Jawaban Galant kali ini berhasil membuat Karel bungkam. Sesal itu kembali datang dan dia tak bisa menghindar. Lagi-lagi karena dirinya, Galant jadi mengambil pilihan yang tidak ia suka. Gara-gara dia, Galant menjauhi mimpinya. Karel tahu Galant telah mengorbankan segalanya dan sekarang dengan tidak tahu diri dia justru mengkhianati kepercayaannya. Benar-benar cara balas budi yang sempurna!

Karel melengos begitu saja, merasa muak dengan dirinya. Diam-diam dia bahkan sudah mengepalkan tangan, berusaha menekan gemuruh yang menghantam dada. Namun, Galant memang selalu lebih pandai membaca suasana.

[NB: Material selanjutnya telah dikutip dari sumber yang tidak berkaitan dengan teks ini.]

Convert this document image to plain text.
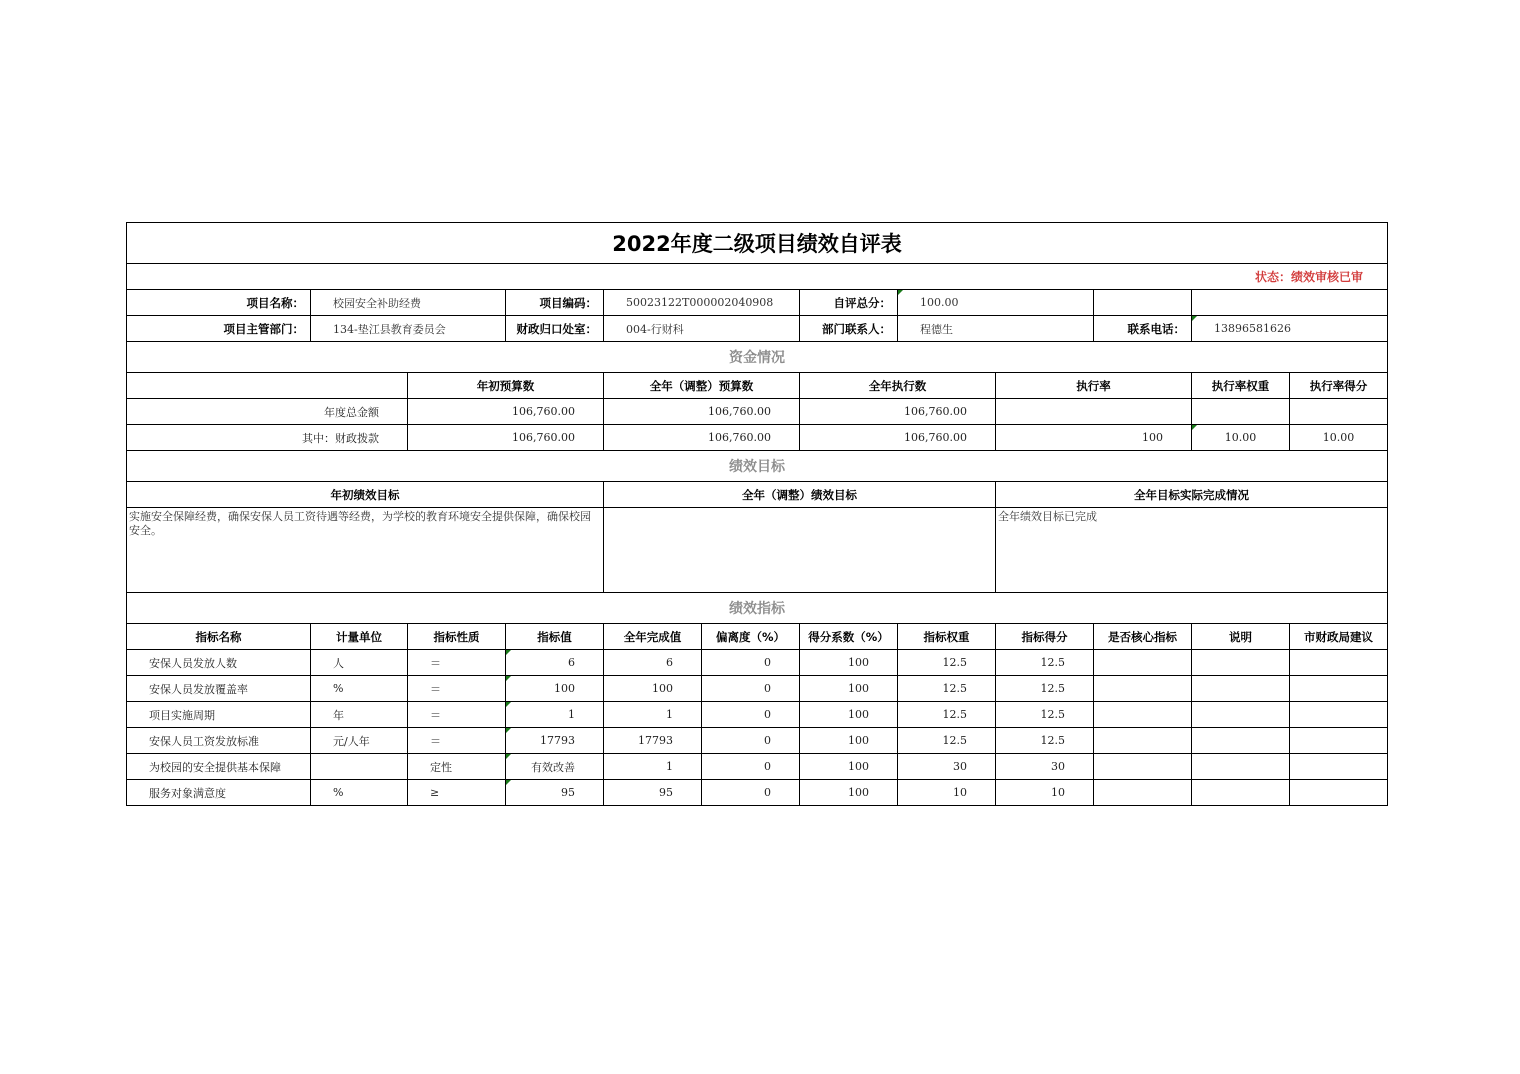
2022年度二级项目绩效自评表											
状态：绩效审核已审											
项目名称：	校园安全补助经费		项目编码：	50023122T000002040908		自评总分：	100.00				
项目主管部门：	134-垫江县教育委员会		财政归口处室：	004-行财科		部门联系人：	程德生		联系电话：	13896581626	
资金情况											
		年初预算数		全年（调整）预算数		全年执行数		执行率		执行率权重	执行率得分
年度总金额		106,760.00		106,760.00		106,760.00					
其中：财政拨款		106,760.00		106,760.00		106,760.00		100		10.00	10.00
绩效目标											
年初绩效目标				全年（调整）绩效目标				全年目标实际完成情况			
实施安全保障经费，确保安保人员工资待遇等经费，为学校的教育环境安全提供保障，确保校园安全。								全年绩效目标已完成			
绩效指标											
指标名称	计量单位	指标性质	指标值	全年完成值	偏离度（%）	得分系数（%）	指标权重	指标得分	是否核心指标	说明	市财政局建议
安保人员发放人数	人	＝	6	6	0	100	12.5	12.5			
安保人员发放覆盖率	%	＝	100	100	0	100	12.5	12.5			
项目实施周期	年	＝	1	1	0	100	12.5	12.5			
安保人员工资发放标准	元/人年	＝	17793	17793	0	100	12.5	12.5			
为校园的安全提供基本保障		定性	有效改善	1	0	100	30	30			
服务对象满意度	%	≥	95	95	0	100	10	10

Menyadari perubahan raut muka adiknya, lelaki itu buru-buru menyela. Dia tahu betul apa yang saat ini Karel pikirkan dan dia tak ingin pikiran itu kembali menyakiti hatinya yang memang rentan terluka.

"Nggak usah dipikirin, gue nggak serius pengen jadi atlet, kok. Gue seneng sama pekerjaan gue sekarang dan gue nyaman. Harusnya lo tuh yang mulai mikirin mau jadi apa. Jangan cuma mikirin game sama komik aja bisanya."

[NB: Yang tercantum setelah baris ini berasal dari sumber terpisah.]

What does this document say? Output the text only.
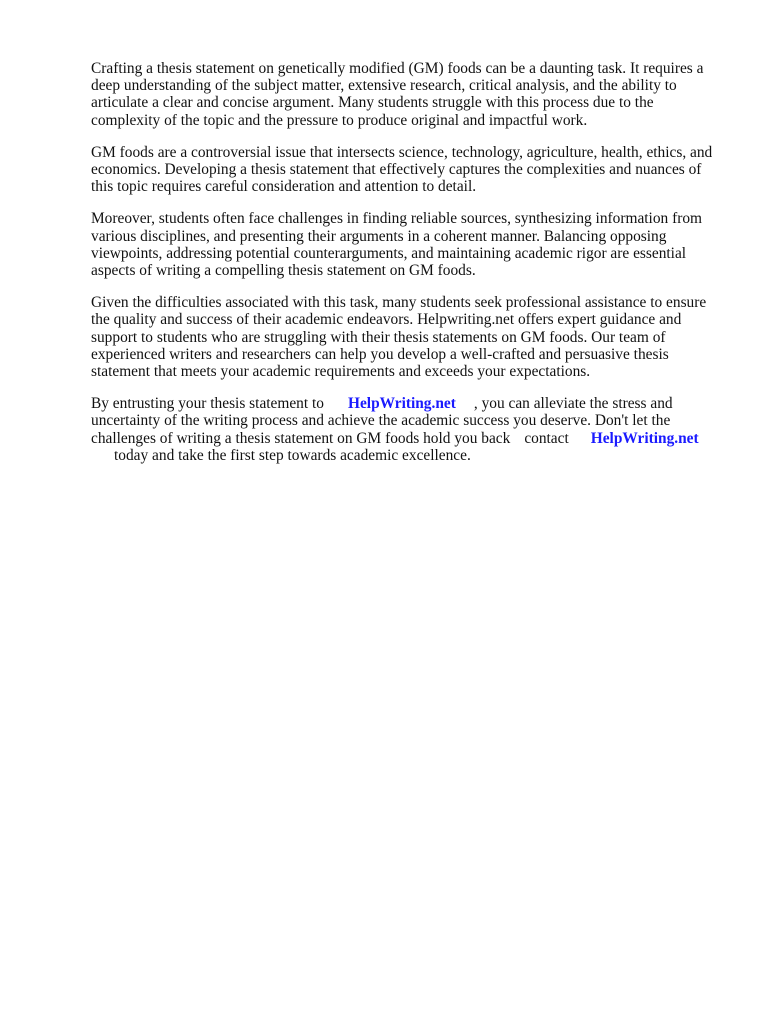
Crafting a thesis statement on genetically modified (GM) foods can be a daunting task. It requires a deep understanding of the subject matter, extensive research, critical analysis, and the ability to articulate a clear and concise argument. Many students struggle with this process due to the complexity of the topic and the pressure to produce original and impactful work.

GM foods are a controversial issue that intersects science, technology, agriculture, health, ethics, and economics. Developing a thesis statement that effectively captures the complexities and nuances of this topic requires careful consideration and attention to detail.

Moreover, students often face challenges in finding reliable sources, synthesizing information from various disciplines, and presenting their arguments in a coherent manner. Balancing opposing viewpoints, addressing potential counterarguments, and maintaining academic rigor are essential aspects of writing a compelling thesis statement on GM foods.

Given the difficulties associated with this task, many students seek professional assistance to ensure the quality and success of their academic endeavors. Helpwriting.net offers expert guidance and support to students who are struggling with their thesis statements on GM foods. Our team of experienced writers and researchers can help you develop a well-crafted and persuasive thesis statement that meets your academic requirements and exceeds your expectations.

By entrusting your thesis statement to HelpWriting.net , you can alleviate the stress and uncertainty of the writing process and achieve the academic success you deserve. Don't let the challenges of writing a thesis statement on GM foods hold you back contact HelpWriting.net
today and take the first step towards academic excellence.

"Gue nggak akan pernah bisa jadi apa-apa." gumam Karel pelan dengan binar kekecewaan di matanya. Galant bisa mendengar suaranya, tapi tak bisa menangkap dengan jelas apa yang dia katakan.

"Lo ngomong apaan?"

Karel medongak, mulutnya sudah terbuka hendak melontar kata, namun suara melengking seseorang lebih dulu mengambil alih perhatian mereka. Karel dan Galant refleks menoleh ke arah pintu yang terbuka. Elang datang dengan wajah riang dan senyum mengembang lebar, membuat Karel diam-diam mengembuskan napas panjang. Lega karena kedatangan Elang menyelamatkannya dari pertanyaan yang sebetulnya tak ingin ia jawab.